Evaluation of an Alternative Chest Physiotherapy Method in Infants With Respiratory Syncytial Virus Bronchiolitis

We proposed a new chest physiotherapy (CPT) secretion clearance method to treat respiratory syncytial virus bronchiolitis in infants. Our new CPT method consists of 15 prolonged slow expirations, then 5 provoked cough maneuvers. We randomized 20 infants (mean age 4.2 months) into 2 groups: 8 patients received 27 sessions of nebulization of hypertonic saline; 12 patients received 31 sessions of nebulization of hypertonic saline followed by our new CPT method. We used the Wang clinical severity scoring system (which assesses wheezing, respiratory rate, retractions, and general condition) and measured S(pO(2)) and heart rate before each CPT session (T0), immediately after the 30-min session (T30), and 120 min after the session (T150). Within the groups: in the first group, Wang score was significantly lower at T150 than at T0: 4.6 vs 5.0 (P = .008). In the new-method-CPT group, Wang score was significantly lower at T30 (3.6 vs 4.3, P = .001) and at T150 (3.7 vs 4.3, P = .002). Wheezing score was significantly lower at T150 than at T0 (1.1 vs 1.2, P = .02) in the first group, and in the new-method-CPT group at T30 than at T0 (0.8 vs 1.3, P = .001) and at T150 than at T0 (0.9 vs 1.3, P = .001).

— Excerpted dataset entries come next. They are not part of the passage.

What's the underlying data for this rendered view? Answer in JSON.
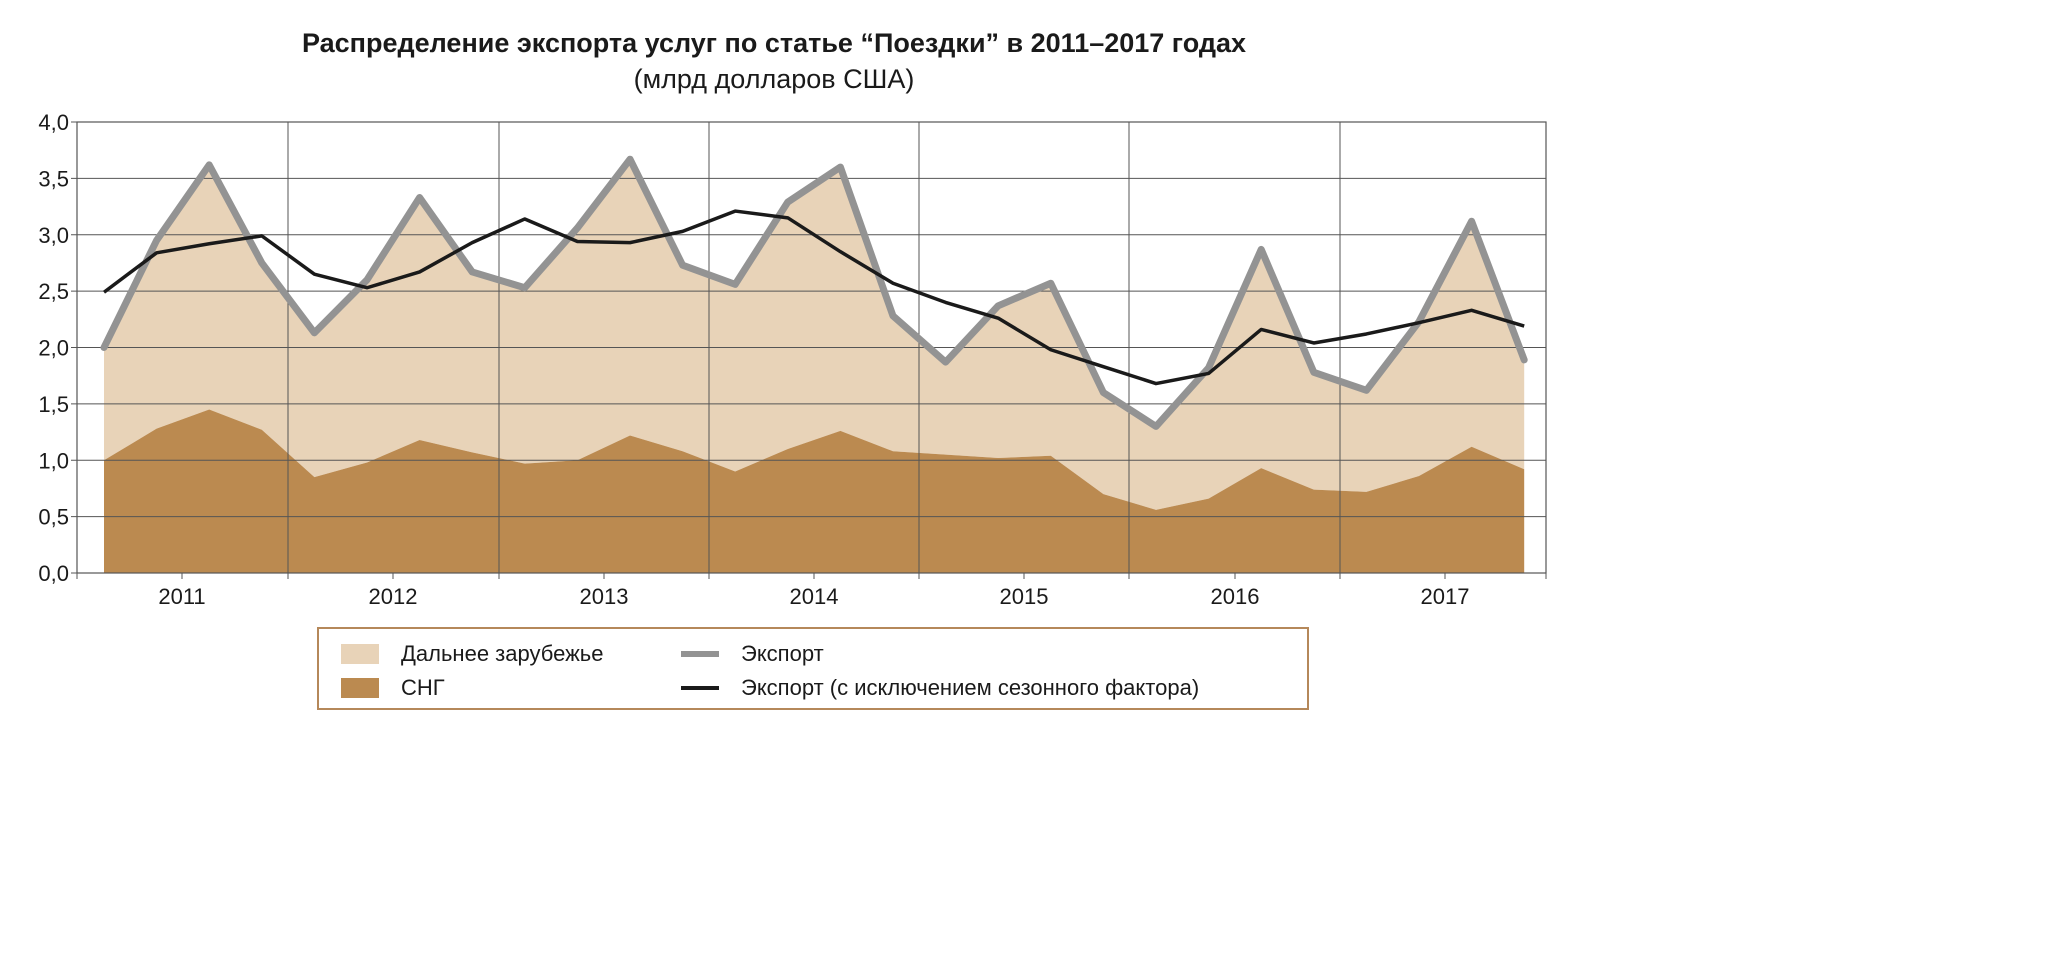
{
  "chart_data": {
    "type": "area",
    "title": "Распределение экспорта услуг по статье “Поездки” в 2011–2017 годах",
    "subtitle": "(млрд долларов США)",
    "xlabel": "",
    "ylabel": "",
    "ylim": [
      0,
      4
    ],
    "y_ticks": [
      "0,0",
      "0,5",
      "1,0",
      "1,5",
      "2,0",
      "2,5",
      "3,0",
      "3,5",
      "4,0"
    ],
    "year_labels": [
      "2011",
      "2012",
      "2013",
      "2014",
      "2015",
      "2016",
      "2017"
    ],
    "x": [
      "2011 Q1",
      "2011 Q2",
      "2011 Q3",
      "2011 Q4",
      "2012 Q1",
      "2012 Q2",
      "2012 Q3",
      "2012 Q4",
      "2013 Q1",
      "2013 Q2",
      "2013 Q3",
      "2013 Q4",
      "2014 Q1",
      "2014 Q2",
      "2014 Q3",
      "2014 Q4",
      "2015 Q1",
      "2015 Q2",
      "2015 Q3",
      "2015 Q4",
      "2016 Q1",
      "2016 Q2",
      "2016 Q3",
      "2016 Q4",
      "2017 Q1",
      "2017 Q2",
      "2017 Q3",
      "2017 Q4"
    ],
    "grid": true,
    "legend_position": "bottom",
    "series": [
      {
        "name": "Дальнее зарубежье",
        "kind": "stacked-area",
        "color": "#e8d3b8",
        "values": [
          1.0,
          1.67,
          2.17,
          1.48,
          1.28,
          1.62,
          2.15,
          1.6,
          1.56,
          2.06,
          2.45,
          1.65,
          1.66,
          2.19,
          2.34,
          1.2,
          0.82,
          1.35,
          1.53,
          0.9,
          0.74,
          1.16,
          1.94,
          1.04,
          0.9,
          1.37,
          2.0,
          0.97
        ]
      },
      {
        "name": "СНГ",
        "kind": "stacked-area",
        "color": "#bb8a50",
        "values": [
          1.0,
          1.28,
          1.45,
          1.27,
          0.85,
          0.98,
          1.18,
          1.07,
          0.97,
          1.0,
          1.22,
          1.08,
          0.9,
          1.1,
          1.26,
          1.08,
          1.05,
          1.02,
          1.04,
          0.7,
          0.56,
          0.66,
          0.93,
          0.74,
          0.72,
          0.86,
          1.12,
          0.92
        ]
      },
      {
        "name": "Экспорт",
        "kind": "line",
        "color": "#939393",
        "values": [
          2.0,
          2.95,
          3.62,
          2.75,
          2.13,
          2.6,
          3.33,
          2.67,
          2.53,
          3.06,
          3.67,
          2.73,
          2.56,
          3.29,
          3.6,
          2.28,
          1.87,
          2.37,
          2.57,
          1.6,
          1.3,
          1.82,
          2.87,
          1.78,
          1.62,
          2.23,
          3.12,
          1.89
        ]
      },
      {
        "name": "Экспорт (с исключением сезонного фактора)",
        "kind": "line",
        "color": "#1a1a1a",
        "values": [
          2.49,
          2.84,
          2.92,
          2.99,
          2.65,
          2.53,
          2.67,
          2.93,
          3.14,
          2.94,
          2.93,
          3.03,
          3.21,
          3.15,
          2.85,
          2.57,
          2.4,
          2.26,
          1.98,
          1.83,
          1.68,
          1.77,
          2.16,
          2.04,
          2.12,
          2.22,
          2.33,
          2.19
        ]
      }
    ]
  }
}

Between the groups: at T30 the improvement was significantly better in the new-method-CPT group for overall Wang score (P = .02), retractions (P = .05), respiratory rate (P = .001), and heart rate (P < .001). At T150 the Wang score was not significantly different between the groups. At T30 (versus T0) the difference in percent gain between the groups was significant for Wang score (P = .004), wheezing (P = .001), and heart rate (P = .02). Over 5-hospital days, the daily baseline (T0) Wang score decreased significantly in the new-method-CPT group (P = .002), whereas it did not in the first group. There were no adverse events. Average hospital stay was not significantly different between the groups. Our new CPT method showed short-term benefits to some respiratory symptoms of bronchial obstruction in infants with acute respiratory syncytial virus bronchiolitis.